There is a fundamental disconnect between a “culture of compliance” and the bottom line profits. Corporate actors have not made the connection between profits and compliance. If you are a compliant company, you do not necessarily earn profits. Even the flip-side may not be true – if you violate the law, you will not make a profit. One thing we can all agree on – a non-compliant company will to overcome at least reputational harm to its brand and its image. That can translate to the bottom line.
If profits do not necessarily track compliance, then how do you create a “culture of compliance” and what are the benefits of doing so? Academic research in this area is needed – far beyond anecdotal evidence, but quantitative models and measurements are needed.
I would suggest looking at this issue in a more holistic way. Officers and employees often identify with the organization they work for as a part of their own self-image. When I work for a company, I consider myself a part of that company, with a stake in that company, and an interest in its future. Not just for my own selfish motivation for a continued paycheck but as part of my identity.
The trick to creating a “culture of compliance” is to appeal to each officer and employee’s self-image and translate that into an organizational image which everyone can embrace. I am willing to bet that companies with a “culture of compliance” have fewer incidents of fraud, thievery or other corporate misconduct. Companies that pay lip-service to a culture of compliance will suffer higher rates of fraud and misconduct. This is a profound grasp of the obvious.
Companies which foster a culture of compliance will likely benefit far more then the cost of designing and implementing programs required to create such a culture. I am sure that productivity increases with such a culture but I am waiting for such a study to confirm such a conclusion.
What is well known is that a CEO statement of commitment to compliance is only a beginning step, and a very small step, in creating a culture of compliance.
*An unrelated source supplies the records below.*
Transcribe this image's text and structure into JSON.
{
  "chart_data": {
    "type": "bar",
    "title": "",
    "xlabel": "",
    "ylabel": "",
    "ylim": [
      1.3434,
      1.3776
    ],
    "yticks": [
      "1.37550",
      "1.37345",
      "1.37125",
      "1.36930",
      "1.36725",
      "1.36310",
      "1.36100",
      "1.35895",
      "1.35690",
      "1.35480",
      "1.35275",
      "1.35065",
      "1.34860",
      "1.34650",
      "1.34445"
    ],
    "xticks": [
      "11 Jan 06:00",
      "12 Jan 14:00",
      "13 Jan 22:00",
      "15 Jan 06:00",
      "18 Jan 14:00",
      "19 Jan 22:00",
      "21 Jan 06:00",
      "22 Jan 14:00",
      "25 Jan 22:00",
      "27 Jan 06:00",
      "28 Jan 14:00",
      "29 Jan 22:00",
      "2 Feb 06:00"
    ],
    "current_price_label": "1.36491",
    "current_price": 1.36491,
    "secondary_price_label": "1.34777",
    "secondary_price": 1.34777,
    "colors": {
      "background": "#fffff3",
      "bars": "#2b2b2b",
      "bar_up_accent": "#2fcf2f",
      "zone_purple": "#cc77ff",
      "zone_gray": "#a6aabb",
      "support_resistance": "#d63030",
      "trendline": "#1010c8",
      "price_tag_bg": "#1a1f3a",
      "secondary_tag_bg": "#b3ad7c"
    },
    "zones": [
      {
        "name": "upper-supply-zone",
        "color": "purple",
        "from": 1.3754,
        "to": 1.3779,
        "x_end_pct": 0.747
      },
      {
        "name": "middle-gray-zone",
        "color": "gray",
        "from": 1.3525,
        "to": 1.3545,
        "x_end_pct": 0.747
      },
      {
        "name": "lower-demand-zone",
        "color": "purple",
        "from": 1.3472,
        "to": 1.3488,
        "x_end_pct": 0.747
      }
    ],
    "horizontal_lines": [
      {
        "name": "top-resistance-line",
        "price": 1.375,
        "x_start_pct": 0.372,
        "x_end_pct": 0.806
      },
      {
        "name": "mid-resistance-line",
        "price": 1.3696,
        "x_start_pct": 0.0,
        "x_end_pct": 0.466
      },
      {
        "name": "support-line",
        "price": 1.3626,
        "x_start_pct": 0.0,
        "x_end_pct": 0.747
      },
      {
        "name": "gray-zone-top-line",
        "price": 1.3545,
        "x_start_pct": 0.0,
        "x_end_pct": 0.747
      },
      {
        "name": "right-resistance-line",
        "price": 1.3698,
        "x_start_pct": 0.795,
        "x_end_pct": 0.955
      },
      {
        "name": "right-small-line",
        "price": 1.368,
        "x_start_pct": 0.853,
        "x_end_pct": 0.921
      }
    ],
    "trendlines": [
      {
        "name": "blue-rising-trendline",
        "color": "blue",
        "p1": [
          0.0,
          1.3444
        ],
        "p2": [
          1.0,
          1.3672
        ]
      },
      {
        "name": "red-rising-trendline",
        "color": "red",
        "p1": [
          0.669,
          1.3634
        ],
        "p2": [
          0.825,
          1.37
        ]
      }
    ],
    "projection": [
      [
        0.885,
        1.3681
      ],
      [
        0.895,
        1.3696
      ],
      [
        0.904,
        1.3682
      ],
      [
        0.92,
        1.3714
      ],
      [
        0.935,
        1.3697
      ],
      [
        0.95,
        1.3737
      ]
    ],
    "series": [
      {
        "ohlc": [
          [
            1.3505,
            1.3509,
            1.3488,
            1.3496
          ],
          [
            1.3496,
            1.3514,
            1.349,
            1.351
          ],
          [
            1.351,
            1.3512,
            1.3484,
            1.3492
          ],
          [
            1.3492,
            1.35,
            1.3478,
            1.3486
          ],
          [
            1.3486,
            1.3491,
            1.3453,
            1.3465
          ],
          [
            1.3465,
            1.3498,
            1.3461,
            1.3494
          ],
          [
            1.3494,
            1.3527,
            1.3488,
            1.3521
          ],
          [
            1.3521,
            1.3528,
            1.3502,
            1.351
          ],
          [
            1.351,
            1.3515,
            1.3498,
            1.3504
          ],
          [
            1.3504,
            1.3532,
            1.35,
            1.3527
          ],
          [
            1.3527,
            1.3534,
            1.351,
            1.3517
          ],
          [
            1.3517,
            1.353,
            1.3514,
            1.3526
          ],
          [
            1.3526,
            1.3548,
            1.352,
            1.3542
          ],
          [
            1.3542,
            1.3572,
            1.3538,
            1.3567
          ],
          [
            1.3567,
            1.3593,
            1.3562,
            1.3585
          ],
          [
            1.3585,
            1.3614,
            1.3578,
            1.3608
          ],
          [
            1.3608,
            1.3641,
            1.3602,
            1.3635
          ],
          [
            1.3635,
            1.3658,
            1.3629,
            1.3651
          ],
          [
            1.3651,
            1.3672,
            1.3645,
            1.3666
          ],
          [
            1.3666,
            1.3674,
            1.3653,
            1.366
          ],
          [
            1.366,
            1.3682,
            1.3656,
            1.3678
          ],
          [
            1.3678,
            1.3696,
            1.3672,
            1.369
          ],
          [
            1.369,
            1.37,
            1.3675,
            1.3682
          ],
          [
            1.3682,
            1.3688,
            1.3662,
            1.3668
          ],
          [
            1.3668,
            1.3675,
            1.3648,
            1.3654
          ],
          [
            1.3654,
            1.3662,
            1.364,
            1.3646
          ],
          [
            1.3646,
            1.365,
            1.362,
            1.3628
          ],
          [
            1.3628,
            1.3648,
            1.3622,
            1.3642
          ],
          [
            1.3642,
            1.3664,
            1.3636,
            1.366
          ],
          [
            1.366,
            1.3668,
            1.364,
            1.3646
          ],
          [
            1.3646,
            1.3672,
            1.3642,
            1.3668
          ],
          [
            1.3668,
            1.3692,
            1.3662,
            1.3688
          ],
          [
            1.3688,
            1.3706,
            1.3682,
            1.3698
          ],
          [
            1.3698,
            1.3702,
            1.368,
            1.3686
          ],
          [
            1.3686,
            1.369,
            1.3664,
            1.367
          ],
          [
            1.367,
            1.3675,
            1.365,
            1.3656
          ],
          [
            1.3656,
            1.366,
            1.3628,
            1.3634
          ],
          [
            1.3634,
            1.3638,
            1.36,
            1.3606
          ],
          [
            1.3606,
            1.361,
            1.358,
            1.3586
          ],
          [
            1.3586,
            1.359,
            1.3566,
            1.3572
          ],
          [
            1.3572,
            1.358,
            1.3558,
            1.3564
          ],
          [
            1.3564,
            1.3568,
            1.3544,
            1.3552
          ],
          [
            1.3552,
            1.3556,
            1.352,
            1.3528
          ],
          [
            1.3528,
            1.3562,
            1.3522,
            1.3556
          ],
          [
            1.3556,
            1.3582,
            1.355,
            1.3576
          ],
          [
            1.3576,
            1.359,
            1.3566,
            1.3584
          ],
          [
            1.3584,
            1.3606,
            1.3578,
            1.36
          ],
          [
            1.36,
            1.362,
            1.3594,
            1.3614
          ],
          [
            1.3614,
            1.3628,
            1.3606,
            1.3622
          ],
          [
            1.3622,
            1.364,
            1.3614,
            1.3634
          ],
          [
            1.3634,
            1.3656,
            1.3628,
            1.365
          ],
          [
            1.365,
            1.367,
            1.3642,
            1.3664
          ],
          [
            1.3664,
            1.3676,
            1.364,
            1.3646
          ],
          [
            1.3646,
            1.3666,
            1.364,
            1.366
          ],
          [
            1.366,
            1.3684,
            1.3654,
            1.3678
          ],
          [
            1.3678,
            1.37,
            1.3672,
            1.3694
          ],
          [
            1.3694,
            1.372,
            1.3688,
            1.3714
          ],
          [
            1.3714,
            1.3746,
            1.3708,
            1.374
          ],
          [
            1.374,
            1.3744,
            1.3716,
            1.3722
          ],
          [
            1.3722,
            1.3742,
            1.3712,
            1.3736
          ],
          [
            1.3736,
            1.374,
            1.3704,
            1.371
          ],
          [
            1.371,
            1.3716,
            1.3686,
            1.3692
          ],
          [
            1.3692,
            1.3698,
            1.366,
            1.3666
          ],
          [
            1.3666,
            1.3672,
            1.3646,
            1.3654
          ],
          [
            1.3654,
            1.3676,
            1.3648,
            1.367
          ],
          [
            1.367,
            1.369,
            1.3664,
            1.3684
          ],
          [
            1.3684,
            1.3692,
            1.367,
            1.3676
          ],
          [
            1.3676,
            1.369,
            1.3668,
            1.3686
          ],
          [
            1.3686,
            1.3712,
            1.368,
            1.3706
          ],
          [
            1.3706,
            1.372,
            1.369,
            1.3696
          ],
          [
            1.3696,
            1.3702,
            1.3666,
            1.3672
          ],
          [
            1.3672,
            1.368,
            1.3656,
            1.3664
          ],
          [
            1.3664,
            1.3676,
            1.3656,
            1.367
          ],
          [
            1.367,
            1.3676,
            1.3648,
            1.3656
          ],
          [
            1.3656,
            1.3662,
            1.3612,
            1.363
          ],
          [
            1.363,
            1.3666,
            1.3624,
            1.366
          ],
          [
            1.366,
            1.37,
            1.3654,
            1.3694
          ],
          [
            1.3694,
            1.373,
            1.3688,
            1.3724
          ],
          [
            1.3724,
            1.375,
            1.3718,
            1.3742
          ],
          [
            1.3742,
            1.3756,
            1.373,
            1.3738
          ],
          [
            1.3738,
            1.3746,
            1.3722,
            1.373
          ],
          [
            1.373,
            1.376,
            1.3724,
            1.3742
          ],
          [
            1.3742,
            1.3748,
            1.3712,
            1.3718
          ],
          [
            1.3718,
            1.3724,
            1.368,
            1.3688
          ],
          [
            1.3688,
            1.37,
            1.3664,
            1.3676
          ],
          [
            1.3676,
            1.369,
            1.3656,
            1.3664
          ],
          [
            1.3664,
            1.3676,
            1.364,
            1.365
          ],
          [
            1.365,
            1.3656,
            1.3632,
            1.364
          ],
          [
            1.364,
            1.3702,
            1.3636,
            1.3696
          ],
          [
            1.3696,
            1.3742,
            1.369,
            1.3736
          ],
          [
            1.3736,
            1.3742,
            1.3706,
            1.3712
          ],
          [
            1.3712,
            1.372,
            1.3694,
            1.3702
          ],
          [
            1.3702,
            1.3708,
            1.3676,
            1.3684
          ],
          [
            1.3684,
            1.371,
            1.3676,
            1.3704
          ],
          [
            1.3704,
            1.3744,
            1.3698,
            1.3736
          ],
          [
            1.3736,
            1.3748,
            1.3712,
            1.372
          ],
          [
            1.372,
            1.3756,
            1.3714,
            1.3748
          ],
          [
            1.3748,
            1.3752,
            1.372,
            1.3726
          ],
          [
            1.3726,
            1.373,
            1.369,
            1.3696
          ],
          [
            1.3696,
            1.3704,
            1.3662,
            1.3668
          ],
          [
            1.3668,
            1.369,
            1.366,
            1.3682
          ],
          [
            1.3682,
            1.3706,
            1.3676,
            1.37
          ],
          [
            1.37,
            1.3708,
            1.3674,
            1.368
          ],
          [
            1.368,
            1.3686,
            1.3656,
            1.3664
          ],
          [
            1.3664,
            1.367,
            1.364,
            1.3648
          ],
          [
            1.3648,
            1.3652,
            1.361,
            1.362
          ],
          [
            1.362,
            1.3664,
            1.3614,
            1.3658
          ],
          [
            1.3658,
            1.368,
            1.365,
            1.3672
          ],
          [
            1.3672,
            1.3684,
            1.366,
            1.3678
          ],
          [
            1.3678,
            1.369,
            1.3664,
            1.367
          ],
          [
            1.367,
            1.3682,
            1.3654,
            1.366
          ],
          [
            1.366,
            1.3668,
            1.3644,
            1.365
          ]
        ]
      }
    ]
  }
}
A commitment to follow though is the only way to ensure a culture of compliance. In this respect, the tone-at-the top needs to filter down through actions, not words, to compliance.
A Chief Compliance Officer is the leader of this effort – not the General Counsel, not the Internal Auditor. From the Board, down to the employee, the CCO and his or her office has to make this a daily priority – where and how will the message be delivered today?
If the CCO has the backing of the Board and senior management, the message will be communicated. If the CCO does not have the support of the Board and senior management, it is time for the CCO to find a new job at a new company. In the words of Monty Python and the Holy Grail, “Run Away! Run Away!” CCOs would be well-advised to make sure they are walking into a true corporate culture of compliance.